PDF is available free at Sci-Hub  10.1016/S2213-8587(18)30265-1

Background
The effects of vitamin D on fractures, falls, and bone mineral density are uncertain, particularly for high vitamin D doses. We aimed to determine the effect of vitamin D supplementation on fractures, falls, and bone density.

Methods
In this systematic review, random-effects meta-analysis, and trial sequential analysis, we used findings from literature searches in previously published meta-analyses. We updated these findings by searching PubMed, Embase, and Cochrane Central on Sept 14, 2017, and Feb 26, 2018, using the search term “vitamin D” and additional keywords, without any language restrictions. We assessed randomised controlled trials of adults (>18 years) that compared vitamin D with untreated controls, placebo, or lower-dose vitamin D supplements. Trials with multiple interventions (eg, co-administered calcium and vitamin D) were eligible if the study groups differed only by use of vitamin D. We excluded trials of hydroxylated vitamin D analogues.
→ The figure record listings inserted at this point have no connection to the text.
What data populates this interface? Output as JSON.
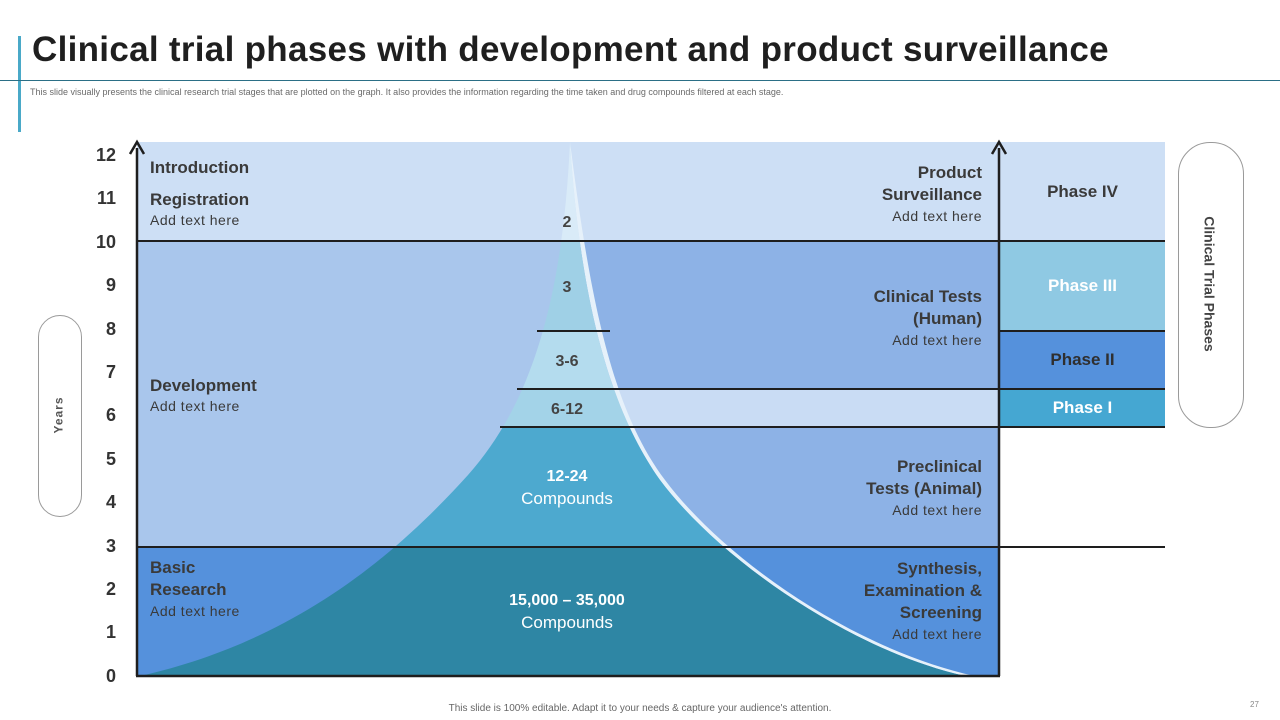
{
  "title": "Clinical trial phases with development and product surveillance",
  "subtitle": "This slide visually presents the clinical research trial stages that are plotted on the graph. It also provides the information regarding the time taken and drug compounds filtered at each stage.",
  "y_axis": {
    "label": "Years",
    "ticks": [
      "12",
      "11",
      "10",
      "9",
      "8",
      "7",
      "6",
      "5",
      "4",
      "3",
      "2",
      "1",
      "0"
    ]
  },
  "left_stages": {
    "introduction": "Introduction",
    "registration": "Registration",
    "registration_text": "Add text here",
    "development": "Development",
    "development_text": "Add text here",
    "basic_research_line1": "Basic",
    "basic_research_line2": "Research",
    "basic_research_text": "Add text here"
  },
  "compounds": {
    "c1": "2",
    "c2": "3",
    "c3": "3-6",
    "c4": "6-12",
    "c5_line1": "12-24",
    "c5_line2": "Compounds",
    "c6_line1": "15,000 – 35,000",
    "c6_line2": "Compounds"
  },
  "right_stages": {
    "product_line1": "Product",
    "product_line2": "Surveillance",
    "product_text": "Add text here",
    "clinical_line1": "Clinical Tests",
    "clinical_line2": "(Human)",
    "clinical_text": "Add text here",
    "preclinical_line1": "Preclinical",
    "preclinical_line2": "Tests (Animal)",
    "preclinical_text": "Add text here",
    "synthesis_line1": "Synthesis,",
    "synthesis_line2": "Examination &",
    "synthesis_line3": "Screening",
    "synthesis_text": "Add text here"
  },
  "phases": {
    "label": "Clinical Trial Phases",
    "phase4": "Phase IV",
    "phase3": "Phase III",
    "phase2": "Phase II",
    "phase1": "Phase I"
  },
  "colors": {
    "band_top": "#cddff5",
    "band_mid": "#a9c6ec",
    "band_mid_right": "#8db2e6",
    "band_bottom": "#5591dc",
    "band_phase1_row": "#c9dcf4",
    "funnel_top": "#d9ebf8",
    "funnel_upper": "#9fd0e6",
    "funnel_mid": "#b4dcee",
    "funnel_lower": "#4da9cf",
    "funnel_bottom": "#2e86a4",
    "phase4": "#cddff5",
    "phase3": "#8fc9e3",
    "phase2": "#5591dc",
    "phase1": "#45a7d2"
  },
  "footer": "This slide is 100% editable. Adapt it to your needs & capture your audience's attention.",
  "page_number": "27"
}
Eligible studies included outcome data for total or hip fractures, falls, or bone mineral density measured at the lumbar spine, total hip, femoral neck, total body, or forearm. We extracted data about participant characteristics, study design, interventions, outcomes, funding sources, and conflicts of interest. The co-primary endpoints were participants with at least one fracture, at least one hip fracture, or at least one fall; we compared data for fractures and falls using relative risks with an intention-to-treat analysis using all available data. The secondary endpoints were the percentage change in bone mineral density from baseline at lumbar spine, total hip, femoral neck, total body, and forearm.

Findings
We identified 81 randomised controlled trials (n=53 537 participants) that reported fracture (n=42), falls (n=37), or bone mineral density (n=41). In pooled analyses, vitamin D had no effect on total fracture (36 trials; n=44 790, relative risk 1·00, 95% CI 0·93–1·07), hip fracture (20 trials; n=36 655, 1·11, 0·97–1·26), or falls (37 trials; n=34 144, 0·97, 0·93–1·02). Results were similar in randomised controlled trials of high-dose versus low-dose vitamin D and in subgroup analyses of randomised controlled trials using doses greater than 800 IU per day. In pooled analyses, there were no clinically relevant between-group differences in bone mineral density at any site (range −0·16% to 0·76% over 1–5 years). For total fracture and falls, the effect estimate lay within the futility boundary for relative risks of 15%, 10%, 7·5%, and 5% (total fracture only), suggesting that vitamin D supplementation does not reduce fractures or falls by these amounts. For hip fracture, at a 15% relative risk, the effect estimate lay between the futility boundary and the inferior boundary, meaning there is reliable evidence that vitamin D supplementation does not reduce hip fractures by this amount, but uncertainty remains as to whether it might increase hip fractures. The effect estimate lay within the futility boundary at thresholds of 0·5% for total hip, forearm, and total body bone mineral density, and 1·0% for lumbar spine and femoral neck, providing reliable evidence that vitamin D does not alter these outcomes by these amounts.

Interpretation
Our findings suggest that vitamin D supplementation does not prevent fractures or falls, or have clinically meaningful effects on bone mineral density. There were no differences between the effects of higher and lower doses of vitamin D. There is little justification to use vitamin D supplements to maintain or improve musculoskeletal health. This conclusion should be reflected in clinical guidelines.

Funding: Health Research Council of New Zealand.